Il passaggio anticipato del materiale relativo alla “banda della Uno Bianca” rispetto ai termini previsti dal Codice dei beni culturali e del paesaggio è stato definito con una convenzione tra gli uffici giudiziari e l’Archivio di Stato di Bologna, siglata lo scorso luglio al termine dei lavori di un tavolo tecnico istituito nell’ambito del comitato di coordinamento del Patto per la giustizia dell’area metropolitana di Bologna, per rispondere alla richiesta di digitalizzazione avanzata dall’associazione delle vittime.

Il complesso lavoro di salvaguardia, conservazione e digitalizzazione si concluderà entro la fine del 2022. Le operazioni, che avverranno sotto la supervisione dell’Archivio di Stato, sono state finanziate dalla Regione con uno stanziamento di 350.000 euro. Il Polo archivistico regionale dell’Emilia-Romagna (ParER) si occuperà della conservazione delle riproduzioni digitali e anche dell’adeguamento del software di accesso ai contenuti in uso per i fascicoli processuali già digitalizzati.

Una volta completati tutti i passaggi di riordino e digitalizzazione, il materiale potrà essere consultato presso la sede dell’Archivio di Stato di Bologna da tutte le persone interessate, previa autorizzazione.
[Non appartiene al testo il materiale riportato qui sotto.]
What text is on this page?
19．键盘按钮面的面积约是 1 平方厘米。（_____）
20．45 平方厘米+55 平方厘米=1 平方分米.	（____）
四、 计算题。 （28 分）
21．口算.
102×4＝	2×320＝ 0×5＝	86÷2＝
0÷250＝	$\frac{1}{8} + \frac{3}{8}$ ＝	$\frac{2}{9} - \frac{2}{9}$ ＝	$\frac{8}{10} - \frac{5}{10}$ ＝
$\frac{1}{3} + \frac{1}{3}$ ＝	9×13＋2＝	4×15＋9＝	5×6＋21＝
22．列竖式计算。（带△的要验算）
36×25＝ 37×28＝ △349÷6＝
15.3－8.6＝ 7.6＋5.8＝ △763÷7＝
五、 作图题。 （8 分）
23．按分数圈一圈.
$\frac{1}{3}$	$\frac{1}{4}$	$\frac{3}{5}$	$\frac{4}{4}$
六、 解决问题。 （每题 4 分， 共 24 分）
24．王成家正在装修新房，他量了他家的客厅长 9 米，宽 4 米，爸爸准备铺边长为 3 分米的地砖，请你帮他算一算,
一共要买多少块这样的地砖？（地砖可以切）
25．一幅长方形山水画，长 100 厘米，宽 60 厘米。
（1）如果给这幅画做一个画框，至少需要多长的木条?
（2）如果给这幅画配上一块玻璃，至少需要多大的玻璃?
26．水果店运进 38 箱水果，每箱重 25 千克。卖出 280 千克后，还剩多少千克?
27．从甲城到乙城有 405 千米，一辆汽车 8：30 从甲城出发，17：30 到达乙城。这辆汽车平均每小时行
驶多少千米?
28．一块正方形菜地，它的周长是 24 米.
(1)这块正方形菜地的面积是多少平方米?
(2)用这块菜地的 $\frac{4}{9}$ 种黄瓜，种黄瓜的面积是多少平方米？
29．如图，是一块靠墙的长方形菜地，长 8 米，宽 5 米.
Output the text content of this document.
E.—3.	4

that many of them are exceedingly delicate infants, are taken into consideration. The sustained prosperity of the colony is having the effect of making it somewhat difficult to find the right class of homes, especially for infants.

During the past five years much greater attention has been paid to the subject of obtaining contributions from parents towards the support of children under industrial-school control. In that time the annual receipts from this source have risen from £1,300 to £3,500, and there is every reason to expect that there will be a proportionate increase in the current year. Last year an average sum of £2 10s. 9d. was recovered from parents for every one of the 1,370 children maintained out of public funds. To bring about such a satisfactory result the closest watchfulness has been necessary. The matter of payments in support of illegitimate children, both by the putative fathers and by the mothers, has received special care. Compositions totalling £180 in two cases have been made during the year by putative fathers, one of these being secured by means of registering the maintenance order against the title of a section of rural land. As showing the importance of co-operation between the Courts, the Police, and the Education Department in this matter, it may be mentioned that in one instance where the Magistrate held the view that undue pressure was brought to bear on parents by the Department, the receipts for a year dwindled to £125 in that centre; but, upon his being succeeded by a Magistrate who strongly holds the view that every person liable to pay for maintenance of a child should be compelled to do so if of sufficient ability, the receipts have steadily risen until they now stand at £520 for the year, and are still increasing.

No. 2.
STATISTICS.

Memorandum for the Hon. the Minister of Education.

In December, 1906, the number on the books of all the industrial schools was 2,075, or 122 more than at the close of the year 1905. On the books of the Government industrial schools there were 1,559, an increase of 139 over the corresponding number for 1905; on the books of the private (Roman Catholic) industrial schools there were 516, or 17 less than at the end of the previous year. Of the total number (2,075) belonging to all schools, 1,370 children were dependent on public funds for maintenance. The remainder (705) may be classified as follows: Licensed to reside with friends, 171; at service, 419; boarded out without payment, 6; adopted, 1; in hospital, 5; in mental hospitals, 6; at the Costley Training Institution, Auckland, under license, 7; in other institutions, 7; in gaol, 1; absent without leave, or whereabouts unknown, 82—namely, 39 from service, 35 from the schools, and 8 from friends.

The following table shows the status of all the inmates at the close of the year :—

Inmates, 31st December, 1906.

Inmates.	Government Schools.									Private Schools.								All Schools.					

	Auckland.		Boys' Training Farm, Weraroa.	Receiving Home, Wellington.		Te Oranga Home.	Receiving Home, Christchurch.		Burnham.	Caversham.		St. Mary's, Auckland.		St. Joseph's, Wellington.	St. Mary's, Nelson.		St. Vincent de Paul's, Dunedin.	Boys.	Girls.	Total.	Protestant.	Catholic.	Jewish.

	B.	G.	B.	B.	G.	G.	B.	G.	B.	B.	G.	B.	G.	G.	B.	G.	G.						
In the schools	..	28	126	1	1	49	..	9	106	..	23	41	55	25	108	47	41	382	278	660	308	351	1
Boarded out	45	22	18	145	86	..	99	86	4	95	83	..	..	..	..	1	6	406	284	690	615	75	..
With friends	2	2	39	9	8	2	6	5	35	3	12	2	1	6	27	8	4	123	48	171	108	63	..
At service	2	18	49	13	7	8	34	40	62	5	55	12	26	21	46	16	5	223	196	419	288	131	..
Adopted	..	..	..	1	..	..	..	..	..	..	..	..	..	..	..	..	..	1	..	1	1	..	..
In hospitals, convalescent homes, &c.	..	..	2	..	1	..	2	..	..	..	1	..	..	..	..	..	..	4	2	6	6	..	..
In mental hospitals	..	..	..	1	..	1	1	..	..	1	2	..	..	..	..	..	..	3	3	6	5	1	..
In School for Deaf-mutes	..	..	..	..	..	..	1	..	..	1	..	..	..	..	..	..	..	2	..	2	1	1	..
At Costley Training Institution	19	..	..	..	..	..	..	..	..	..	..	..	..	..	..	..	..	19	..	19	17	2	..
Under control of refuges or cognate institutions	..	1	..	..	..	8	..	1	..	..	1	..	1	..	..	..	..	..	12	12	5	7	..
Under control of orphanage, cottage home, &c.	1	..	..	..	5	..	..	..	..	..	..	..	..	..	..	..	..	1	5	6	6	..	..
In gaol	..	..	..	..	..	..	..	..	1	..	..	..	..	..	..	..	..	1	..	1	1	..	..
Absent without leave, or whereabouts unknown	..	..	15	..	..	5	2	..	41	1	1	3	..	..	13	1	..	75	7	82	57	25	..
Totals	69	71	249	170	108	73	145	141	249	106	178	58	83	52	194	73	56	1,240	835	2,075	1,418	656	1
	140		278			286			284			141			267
“Inizia un nuovo, fondamentale atto di salvataggio della memoria, per scongiurare il rischio dell’oblio e dell’indifferenza rispetto a una delle pagine più drammatiche della storia della nostra regione e del Paese”, ha detto il presidente Bonaccini: “Lo dobbiamo alle vittime e ai loro familiari, ma anche all’intera collettività e ai giovani in particolare. Alle ragazze e ai ragazzi che all’epoca di quei drammatici fatti che hanno seminato dolore e morte non erano ancora nati. Ed è importante che questo progetto nasca dal territorio, frutto della collaborazione tra diverse istituzioni che continuano un impegno iniziato con la digitalizzazione degli atti della strage di Bologna e dell’Italicus. È anche questo un modo per tenere ben salde le ragioni della convivenza civile e democratica, in un esercizio costante di presidio di valori che siano condivisi dall’intera comunità regionale e nazionale”.